A.I. Is Powering Google’s Multimodal Search Experience

The Five Big Key Takeaways in This Article

Google is advancing in A.I., which is allowing it to upgrade the Google search experience.
One of the big projects is to create a “multimodal” search experience that goes beyond using text and/or speech in search.
Being able to search with images, thanks to advancements in computer vision and generative A.I., is one of Google’s latest innovations in this area.
This is a preview of the wider and upcoming implementation of Google’s Search Generative Experience (SGE), purported to be the future of search.
These latest innovations in A.I. multimodality shows that A.I. is quickly becoming closer to better resembling human intelligence in certain respects.

The Multimodal Experience

For most searchers, a search is done either one of two ways.

You can type in a text prompt, oftentimes a sentence fragment or quasi-literate query, into the Google search bar.

The other times, you may use your voice in a one-on-one convo with Alexa, Siri, Cortana, Google Voice search, and the like. These virtual servants will fetch the search results for you, displaying your choices.

But people who are hip to Google’s Search Generative Experience (SGE) know that these traditional modes of Internet searches are soon to be but two among multiple modes for searches.

The key term to learn here is multimodal, which in the fields of A.I. and machine learning refers to systems that can handle multiple kinds of inputs and outputs.

A search engine that can take in and offer text inputs and text outputs, respectively, and voice inputs and voice outputs, (again) respectively, is by definition multimodal.

So since Google Search already has text and voice capabilities, it is really just expanding this already multimodal A.I. system to become more…well, multimodal.

More Ways to Search

The most significant example of the newest multimodal search experience is being able to submit a photo to Google’s search engine and get information about the image’s content.

Let us suppose that you are spending all of your vacation time this year on a trip to a region of the world that is so remote it does not even have a formal name, nor is it accounted for on any maps.

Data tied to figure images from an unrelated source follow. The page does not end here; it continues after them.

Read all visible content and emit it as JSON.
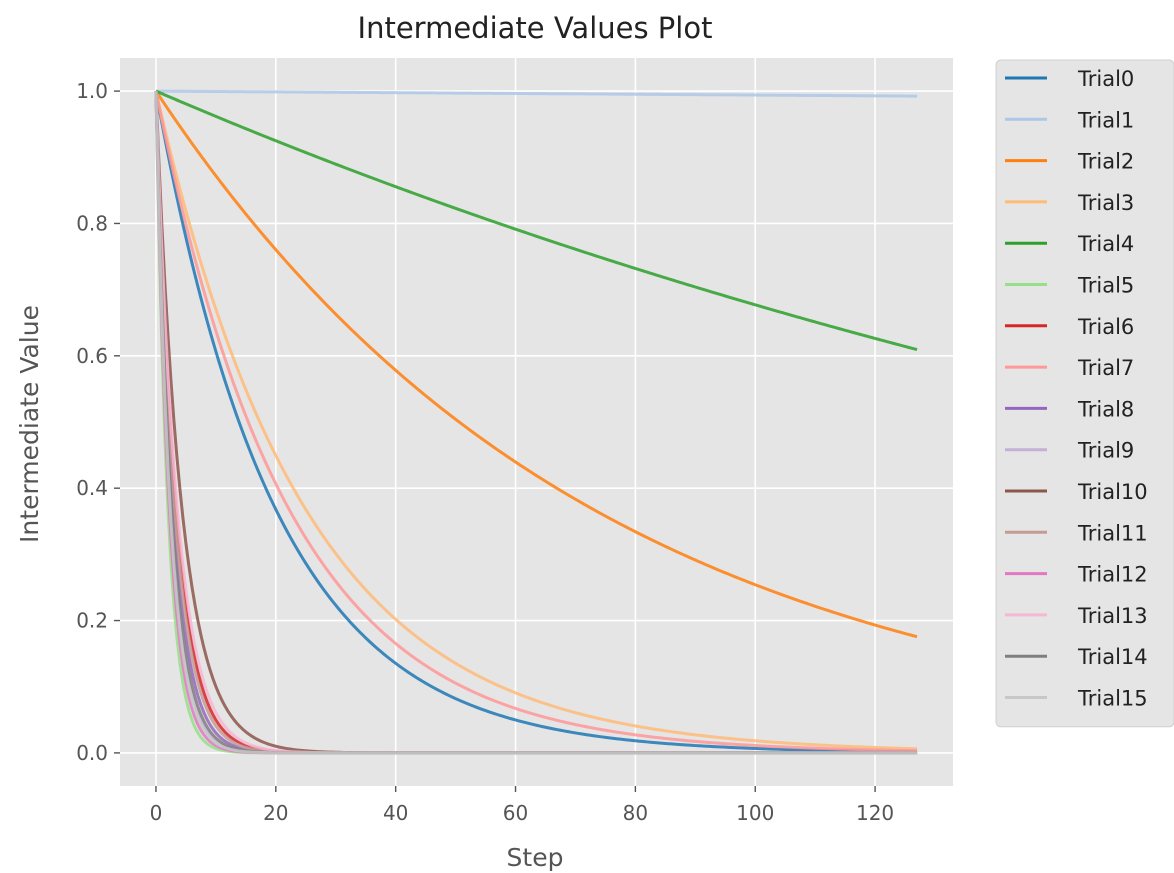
{
  "chart_data": {
    "type": "line",
    "title": "Intermediate Values Plot",
    "xlabel": "Step",
    "ylabel": "Intermediate Value",
    "xlim": [
      -6,
      133
    ],
    "ylim": [
      -0.05,
      1.05
    ],
    "x_ticks": [
      0,
      20,
      40,
      60,
      80,
      100,
      120
    ],
    "y_ticks": [
      0.0,
      0.2,
      0.4,
      0.6,
      0.8,
      1.0
    ],
    "x_tick_labels": [
      "0",
      "20",
      "40",
      "60",
      "80",
      "100",
      "120"
    ],
    "y_tick_labels": [
      "0.0",
      "0.2",
      "0.4",
      "0.6",
      "0.8",
      "1.0"
    ],
    "grid": true,
    "legend_position": "outside-right",
    "background": "#e5e5e5",
    "x_range": [
      0,
      127
    ],
    "series_model": "y = exp(-rate * step)",
    "series": [
      {
        "name": "Trial0",
        "color": "#1f77b4",
        "rate": 0.05,
        "end_value": 0.0017
      },
      {
        "name": "Trial1",
        "color": "#aec7e8",
        "rate": 6e-05,
        "end_value": 0.9924
      },
      {
        "name": "Trial2",
        "color": "#ff7f0e",
        "rate": 0.0137,
        "end_value": 0.175
      },
      {
        "name": "Trial3",
        "color": "#ffbb78",
        "rate": 0.04,
        "end_value": 0.0062
      },
      {
        "name": "Trial4",
        "color": "#2ca02c",
        "rate": 0.0039,
        "end_value": 0.608
      },
      {
        "name": "Trial5",
        "color": "#98df8a",
        "rate": 0.5,
        "end_value": 0.0
      },
      {
        "name": "Trial6",
        "color": "#d62728",
        "rate": 0.3,
        "end_value": 0.0
      },
      {
        "name": "Trial7",
        "color": "#ff9896",
        "rate": 0.045,
        "end_value": 0.0033
      },
      {
        "name": "Trial8",
        "color": "#9467bd",
        "rate": 0.35,
        "end_value": 0.0
      },
      {
        "name": "Trial9",
        "color": "#c5b0d5",
        "rate": 0.4,
        "end_value": 0.0
      },
      {
        "name": "Trial10",
        "color": "#8c564b",
        "rate": 0.23,
        "end_value": 0.0
      },
      {
        "name": "Trial11",
        "color": "#c49c94",
        "rate": 0.32,
        "end_value": 0.0
      },
      {
        "name": "Trial12",
        "color": "#e377c2",
        "rate": 0.45,
        "end_value": 0.0
      },
      {
        "name": "Trial13",
        "color": "#f7b6d2",
        "rate": 0.28,
        "end_value": 0.0
      },
      {
        "name": "Trial14",
        "color": "#7f7f7f",
        "rate": 0.38,
        "end_value": 0.0
      },
      {
        "name": "Trial15",
        "color": "#c7c7c7",
        "rate": 0.42,
        "end_value": 0.0
      }
    ]
  }
}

While there, you see a very exotic creature that you are sure no one has ever seen before. Because of sophisticated satellite systems far above your head, you have cellular coverage even in this nameless spot of the world. So, you snap a picture and send it to Google search, asking “What animal is this?”

As it turns out, it is just a regular old pangolin, which Google gladly offers oodles of reference photos to you. You also learn that that pangolin is not only critically endangered, but critically dangerous as well, for it could do bone-breaking harm to you were you to encroach upon its territory.

That, in essence, demonstrates how computer-vision A.I., which allows A.I. systems to “see” images and “hear” sounds and act accordingly, has changed the search experience for Google.

Though still images are largely what Google is advertising here, you can expect that even videos and audio beyond voice search will soon become acceptable fodder that you can feed to the search engines.

Multimodal Search’s Impact on Business Owners

This technology will likely be quite helpful to business owners in the long run, which we ought to expect from Google. Since advertising accounts for so much of Google’s revenue, you can expect that many of the output search results for relevant input photos will be consumer products.

So, if someone takes a picture of a boot, the links offered will likely be to pages where the user can purchase that particular boot, or a similar one, rather than some purely information-laden page for the boot.

For this reason, the multimodal search experience ought to be of high interest to business owners looking to retain or expand their online reach. The way to do so will be factoring in how image search will affect how the search engine operates.

Much of this will translate to SEO. Instead of mere keywords, business owners and their marketing partners will now need to be cognizant of key images, key sounds, key frames, and the like. Including visual content on a website will be “key” to succeeding online.

How Multimodal Search Is Broadening Artificial Intelligence Systems

Google CEO Sundar Pichai in an interview with tech outlet Wired raises the point that this sort of A.I. simply gets closer to how the mind actually works.

Think of it: our minds can understand more than just text, or speech. It can deal with images, even and especially deeply abstract forms of communication and expression.

What this whole project of Google’s is meant to accomplish, then, is just make artificial intelligence seem more humanly intelligent by widening its capabilities.

We can only wonder, then, just what other realms of human intelligence the artificial sort can mimic.